FILED: October 16, 2002

IN THE COURT OF APPEALS OF THE STATE OF OREGON

In the Matter of the Marriage of

JEANINE MARIE RUBEY,

Respondent,

and

KEVIN VERNON RUBEY,

Appellant.

95-1428-D-3; A114352

Appeal from Circuit Court, Jackson County.

Daniel L. Harris, Judge.

Argued and submitted July 30, 2002.

Douglas J. Richmond argued the cause for appellant. With him on the briefs were Matthew Sutton and Kellington, Krack, Richmond, Blackhurst & Sutton, LLP.

Clayton C. Patrick argued the cause and filed the brief for respondent.

Before Edmonds, Presiding Judge, and Armstrong and Kistler, Judges.

KISTLER, J.

Affirmed.

KISTLER, J.

Husband appeals from the trial court's post-judgment order holding that his obligation to pay spousal support ended on February 23, 2000, and that a corresponding adjustment to child support should be made as of that date. We affirm.

In 1996, the trial court entered a judgment dissolving the parties' marriage. The judgment directed husband to pay wife spousal and child support. On March 19, 1998, husband moved to terminate his spousal support obligation. On May 18, 1998, wife responded that the trial court should not terminate spousal support but added that, "[i]f spousal support is modified, child support should be increased." In July 1998, the trial court reduced but did not terminate husband's obligation to pay spousal support. It also made a corresponding adjustment to his child support obligation.

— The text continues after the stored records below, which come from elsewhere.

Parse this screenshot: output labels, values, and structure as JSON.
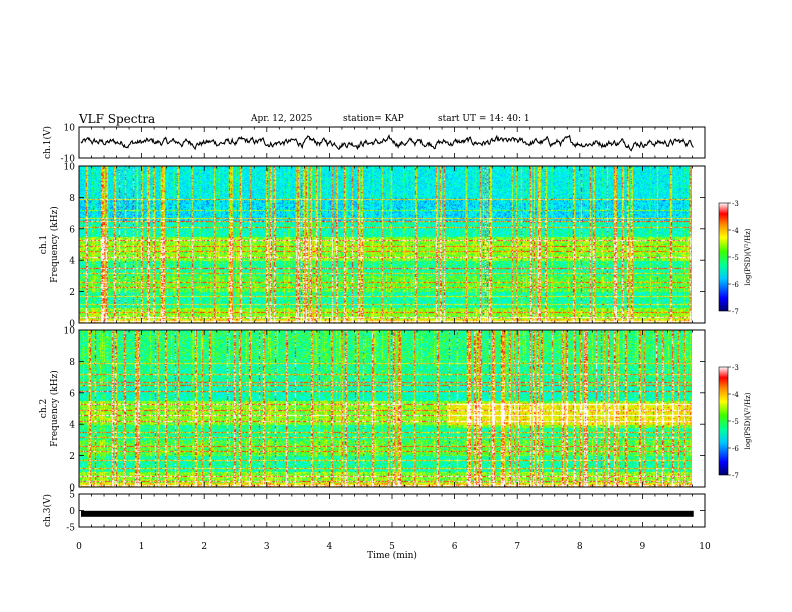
{
  "header": {
    "title": "VLF Spectra",
    "date": "Apr. 12, 2025",
    "station": "station= KAP",
    "start": "start  UT =   14: 40: 1"
  },
  "colors": {
    "colormap": [
      "#00008b",
      "#0000ff",
      "#00bfff",
      "#00ffff",
      "#00ff7f",
      "#7fff00",
      "#ffff00",
      "#ffa500",
      "#ff0000",
      "#ffffff"
    ]
  },
  "chart_data": [
    {
      "type": "line",
      "panel": "ch1-waveform",
      "ylabel": "ch.1(V)",
      "ylim": [
        -10,
        10
      ],
      "yticks": [
        "10",
        "-10"
      ],
      "xlim": [
        0,
        10
      ],
      "description_values": "continuous waveform oscillating roughly between -5 and +5 V"
    },
    {
      "type": "heatmap",
      "panel": "ch1-spectrogram",
      "ylabel": "Frequency (kHz)",
      "ylabel_prefix": "ch.1",
      "ylim": [
        0,
        10
      ],
      "yticks": [
        "0",
        "2",
        "4",
        "6",
        "8",
        "10"
      ],
      "xlim": [
        0,
        9.8
      ],
      "colorbar": {
        "label": "log(PSD)(V²/Hz)",
        "ticks": [
          "-3",
          "-4",
          "-5",
          "-6",
          "-7"
        ],
        "range": [
          -7,
          -3
        ]
      }
    },
    {
      "type": "heatmap",
      "panel": "ch2-spectrogram",
      "ylabel": "Frequency (kHz)",
      "ylabel_prefix": "ch.2",
      "ylim": [
        0,
        10
      ],
      "yticks": [
        "0",
        "2",
        "4",
        "6",
        "8",
        "10"
      ],
      "xlim": [
        0,
        9.8
      ],
      "colorbar": {
        "label": "log(PSD)(V²/Hz)",
        "ticks": [
          "-3",
          "-4",
          "-5",
          "-6",
          "-7"
        ],
        "range": [
          -7,
          -3
        ]
      }
    },
    {
      "type": "line",
      "panel": "ch3-waveform",
      "ylabel": "ch.3(V)",
      "ylim": [
        -5,
        5
      ],
      "yticks": [
        "5",
        "0",
        "-5"
      ],
      "xlim": [
        0,
        10
      ],
      "level": -1
    }
  ],
  "xaxis": {
    "label": "Time  (min)",
    "ticks": [
      "0",
      "1",
      "2",
      "3",
      "4",
      "5",
      "6",
      "7",
      "8",
      "9",
      "10"
    ]
  }
}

Husband appealed, arguing that his obligation to pay spousal support should have been terminated. Rubey and Rubey, 165 Or App 616, 620, 996 P2d 1006 (2000). We agreed with husband that spousal support should be terminated, but we declined to make our ruling retroactive to the date of his motion to terminate. Id. at 623 n 9. On remand, the parties disagreed as to when husband's obligation to pay spousal support ended. The trial court ruled that husband's obligation to pay spousal support ended on the effective date of our opinion, February 23, 2000. It also ruled that "the termination of spousal support requires a recomputing of the child support previously set. That modification should be effective at the time spousal support ends" on February 23, 2000.

On appeal, husband challenges both of the trial court's rulings. He argues initially that the trial court misinterpreted our decision when it ruled that his obligation to pay spousal support did not end until February 23, 2000. The trial court correctly interpreted our opinion, and we affirm its ruling on that issue without further discussion.

Husband also argues that the trial court erred in modifying child support retroactively. His argument runs as follows: Although his obligation to pay spousal support ended on February 23, 2000, wife did not file a motion to modify child support until February 13, 2001. The trial court modified child support but did so retroactively to February 23, 2000. Husband reasons that ORS 107.135(6) precluded the trial court from modifying the child support payments that accrued between February 23, 2000, and February 13, 2001. (1)

Wife does not dispute that, in the absence of a motion to modify child support, ORS 107.135(6) precluded the trial court from retroactively modifying the child support payments that accrued between February 23, 2000, and February 13, 2001. She argues, however, that "a recalculation of child support must necessarily and automatically flow from a termination or reduction of spousal support." As we understand her argument, she contends that implicit in husband's motion to terminate spousal support was a motion to modify child support and that that implicit motion was sufficient to satisfy ORS 107.135(6).

We need not decide whether wife's argument is correct because we conclude that husband's argument rests on an incorrect premise. Husband's argument is based on the proposition that wife did not ask the court to modify child support until February 13, 2001. However, when husband filed a motion to terminate spousal support on March 19, 1998, wife responded on May 18, 1998, that, "[i]f spousal support is modified, child support should be increased." That response served as a motion "to set aside, alter, or modify the decree" for the purposes of ORS 107.135(6). Accordingly, when the trial court modified but did not terminate spousal support in July 1998, it made a corresponding adjustment in husband's child support obligation. When husband appealed and we ordered that his spousal support should be terminated effective February 23, 2000, we were acting on the issue that husband's March 19, 1998, motion initiated. Wife had already filed a response to that motion, asking that child support be increased if husband's spousal support obligation were modified. That response was sufficient, under ORS 107.135(6), to authorize the trial court to recalculate child support and make its calculation retroactive to the date that spousal support was terminated.

Affirmed.


1. ORS 107.135(6) provides, in part:

"The decree is a final judgment as to any installment or payment of money that has accrued up to the time either party makes a motion to set aside, alter, or modify the decree, and the court does not have the power to set aside, alter or modify such decree, or any portion thereof, that provides for any payment of money, either for minor children or the support of a party, that has accrued prior to the filing of such a motion."